E' il bullismo, secondo i dai presentati al XIII congresso dell'Escap, la societa' europea di psichiatria infantile e adolescenziale, in programma fino a domani a Firenze.

Un fenomeno che puo' interessare chiunque, uomini e donne, in un elenco di manifestazioni che vanno dall'uso di appellativi svalutanti, a comportamenti di esclusione sociale, ad intimidazioni e vessazioni, fino a veri e propri soprusi fisici.
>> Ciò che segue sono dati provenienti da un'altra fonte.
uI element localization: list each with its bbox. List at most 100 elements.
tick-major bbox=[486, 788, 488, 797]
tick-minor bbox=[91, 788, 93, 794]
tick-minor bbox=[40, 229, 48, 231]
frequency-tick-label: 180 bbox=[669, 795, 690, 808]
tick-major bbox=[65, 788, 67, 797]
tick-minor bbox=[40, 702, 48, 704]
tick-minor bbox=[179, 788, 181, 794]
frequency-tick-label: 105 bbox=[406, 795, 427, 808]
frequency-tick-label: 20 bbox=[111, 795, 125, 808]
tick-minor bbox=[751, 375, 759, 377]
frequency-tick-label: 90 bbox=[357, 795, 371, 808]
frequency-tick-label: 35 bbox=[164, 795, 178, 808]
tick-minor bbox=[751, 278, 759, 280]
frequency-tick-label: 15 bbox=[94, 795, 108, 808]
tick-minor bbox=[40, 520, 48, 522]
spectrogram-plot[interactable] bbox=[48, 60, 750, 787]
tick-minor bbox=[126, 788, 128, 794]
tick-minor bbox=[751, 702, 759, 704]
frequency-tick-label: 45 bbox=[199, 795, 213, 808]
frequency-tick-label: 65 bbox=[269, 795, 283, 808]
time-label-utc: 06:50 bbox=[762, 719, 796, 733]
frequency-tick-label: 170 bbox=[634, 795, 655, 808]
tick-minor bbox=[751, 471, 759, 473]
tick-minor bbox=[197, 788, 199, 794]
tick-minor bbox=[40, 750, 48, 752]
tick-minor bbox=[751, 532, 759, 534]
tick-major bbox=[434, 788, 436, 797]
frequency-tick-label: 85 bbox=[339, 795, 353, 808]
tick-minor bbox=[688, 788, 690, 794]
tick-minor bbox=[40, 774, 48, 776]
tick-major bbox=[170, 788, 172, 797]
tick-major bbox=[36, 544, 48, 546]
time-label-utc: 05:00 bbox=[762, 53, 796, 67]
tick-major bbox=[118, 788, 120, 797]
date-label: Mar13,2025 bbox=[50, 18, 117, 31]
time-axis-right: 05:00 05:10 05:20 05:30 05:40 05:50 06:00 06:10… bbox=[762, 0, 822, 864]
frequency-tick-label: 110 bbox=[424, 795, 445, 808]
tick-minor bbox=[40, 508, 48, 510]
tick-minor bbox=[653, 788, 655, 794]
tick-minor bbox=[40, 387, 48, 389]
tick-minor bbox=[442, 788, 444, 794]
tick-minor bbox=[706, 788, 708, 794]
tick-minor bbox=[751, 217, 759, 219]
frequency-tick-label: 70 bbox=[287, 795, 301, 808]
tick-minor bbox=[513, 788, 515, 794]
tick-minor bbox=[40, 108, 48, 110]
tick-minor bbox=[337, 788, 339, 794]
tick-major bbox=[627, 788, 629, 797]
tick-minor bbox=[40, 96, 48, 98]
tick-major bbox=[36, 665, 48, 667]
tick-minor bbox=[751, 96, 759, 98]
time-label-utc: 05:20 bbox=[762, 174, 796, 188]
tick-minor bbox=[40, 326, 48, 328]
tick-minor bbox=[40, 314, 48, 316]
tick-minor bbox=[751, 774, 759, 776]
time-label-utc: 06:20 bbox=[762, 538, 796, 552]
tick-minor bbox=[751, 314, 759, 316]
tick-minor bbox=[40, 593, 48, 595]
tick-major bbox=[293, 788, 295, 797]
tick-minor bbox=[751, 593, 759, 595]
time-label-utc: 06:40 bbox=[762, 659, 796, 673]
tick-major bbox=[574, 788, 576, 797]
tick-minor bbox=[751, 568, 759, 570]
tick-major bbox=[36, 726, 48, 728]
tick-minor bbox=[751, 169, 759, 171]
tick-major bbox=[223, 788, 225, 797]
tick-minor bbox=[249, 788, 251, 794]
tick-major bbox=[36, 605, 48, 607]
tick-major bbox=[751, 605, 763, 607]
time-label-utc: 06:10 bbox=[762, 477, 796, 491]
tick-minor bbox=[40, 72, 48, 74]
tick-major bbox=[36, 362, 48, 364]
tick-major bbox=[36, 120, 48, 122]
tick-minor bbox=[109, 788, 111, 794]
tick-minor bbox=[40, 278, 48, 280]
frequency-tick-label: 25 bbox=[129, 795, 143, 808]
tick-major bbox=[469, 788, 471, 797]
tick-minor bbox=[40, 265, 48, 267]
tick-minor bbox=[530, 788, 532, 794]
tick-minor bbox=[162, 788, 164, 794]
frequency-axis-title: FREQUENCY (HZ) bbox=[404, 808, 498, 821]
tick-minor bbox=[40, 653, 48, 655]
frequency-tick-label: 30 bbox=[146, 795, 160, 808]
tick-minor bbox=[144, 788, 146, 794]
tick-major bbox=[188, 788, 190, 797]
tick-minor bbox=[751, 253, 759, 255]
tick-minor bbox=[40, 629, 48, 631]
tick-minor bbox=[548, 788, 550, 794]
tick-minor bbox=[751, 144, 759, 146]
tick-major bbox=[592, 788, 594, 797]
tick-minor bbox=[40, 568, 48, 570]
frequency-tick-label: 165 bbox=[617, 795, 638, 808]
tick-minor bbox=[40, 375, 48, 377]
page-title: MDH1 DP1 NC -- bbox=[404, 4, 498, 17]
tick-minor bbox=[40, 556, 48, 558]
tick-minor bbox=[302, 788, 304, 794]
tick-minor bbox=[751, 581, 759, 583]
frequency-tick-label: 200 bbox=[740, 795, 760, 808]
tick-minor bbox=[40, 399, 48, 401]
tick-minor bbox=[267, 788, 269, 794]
"Il fenomeno in certi casi risulta ancora arginato e colpisce il 9-10% degli studenti", spiega il professor Bennett L. Leventhal, docente di psichiatria all'Universita' dell'Illinois, intervenuto al congresso di Firenze. "Negli Stati Uniti e in Gran Bretagna, tuttavia, i dati riportano una dimensione del fenomeno pari al 25% della popolazione e spesso le vittime stesse assumono in un secondo momento un atteggiamento attivo e diventano a loro volta esecutori di atti di bullismo".

"5 o 7 dollari per individuo sarebbero sufficienti" dice Leventhal, ad arginare un problema "in continua crescita", anche se la prevenzione e l'educazione sono le cure alla lunga migliori: "Prendere vittima ed esecutore e agire sulla loro relazione non serve - continua il professore - l'intervento deve essere allargato alla comunita' per poter essere efficace. E in questo anche la famiglia ha un ruolo importante".